Before starting out, many prospective owners don’t conduct a written feasibility study to determine the potential market and profitability for their business. Even the most original businesses, run by incredibly talented people fail because the market potential is too low, operating costs are too high, or for some other unforeseen reason. That’s why successful large businesses never start a new venture or launch a new product before doing an in-depth study to determine it’s likelihood for success.
A feasibility study for a small business simply analyzes the need for the product, potential market size and share, plus the anticipated revenue and profits. Usually, the feasibility study will pinpoint factors that need to be looked at more closely before time and money are committed to starting a business.
It’s no secret that lack of sales is the main reason businesses fail. Even though sales are the lifeblood of every business, their importance in a business start-up situation is often overlooked.
Not everybody is a good salesman. In fact, most of us aren’t and if our livelihood depended on our ability to sell, we’d probably starve. That’s because many of us can’t or don’t like to sell. Business owners are no exception.

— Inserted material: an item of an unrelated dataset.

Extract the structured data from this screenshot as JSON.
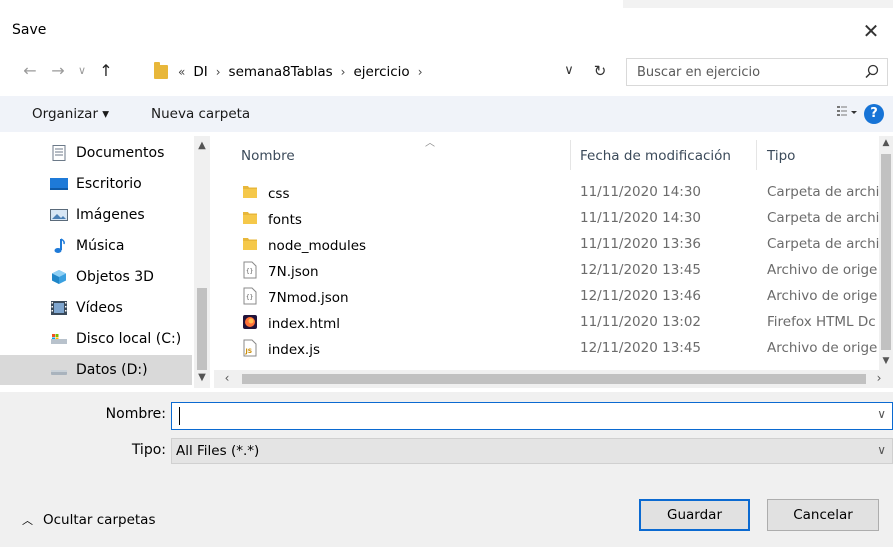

Just being an outgoing “people person, or having a way with people isn’t selling. Selling involves prospecting, presenting and closing. And that takes time. If you’re starting a business and don’t have the talent, time or desire to sell, better hire someone who has. This holds true for any business whether it’s a retail shop, a law firm or a multilevel marketing venture.
Regardless of size, every successful business needs a solid business plan containing sections dealing specifically with advertising and marketing, sales, pricing, product development and distribution, and of course, finances. The business plan serves as a road map to keep a business on a profitable course. Yet many owners start a business without a plan, or if they have one, never update it or stick too it. Working without a solid, current business plan would be like setting off to sea on a boat without charts, a compass, radar, sonar and a radio. You’re bound to run into trouble and have a tough time getting out of it.
Advertising is another area where small businesses very often make mistakes. Instead of viewing it as an ongoing investment that produces revenue for their business, they consider advertising a necessary expense. Small businesses with this mindset usually advertise only when it’s “necessary”, which is usually too late. Advertising needs to be ongoing and consistent to produce the desired results.
Many small businesses also don’t track and measure the effectiveness of their advertising. In many cases, it’s as simple as getting a separate toll-free number for sales, adding a shopping cart feature to the web site, putting unique codes in print ad coupons, or simply asking every customer the simple question “Where did you hear about us?” It’s amazing how much these little things can tell a business how effective their advertising is, where their customers are coming from, and where they should and should not be spending their money.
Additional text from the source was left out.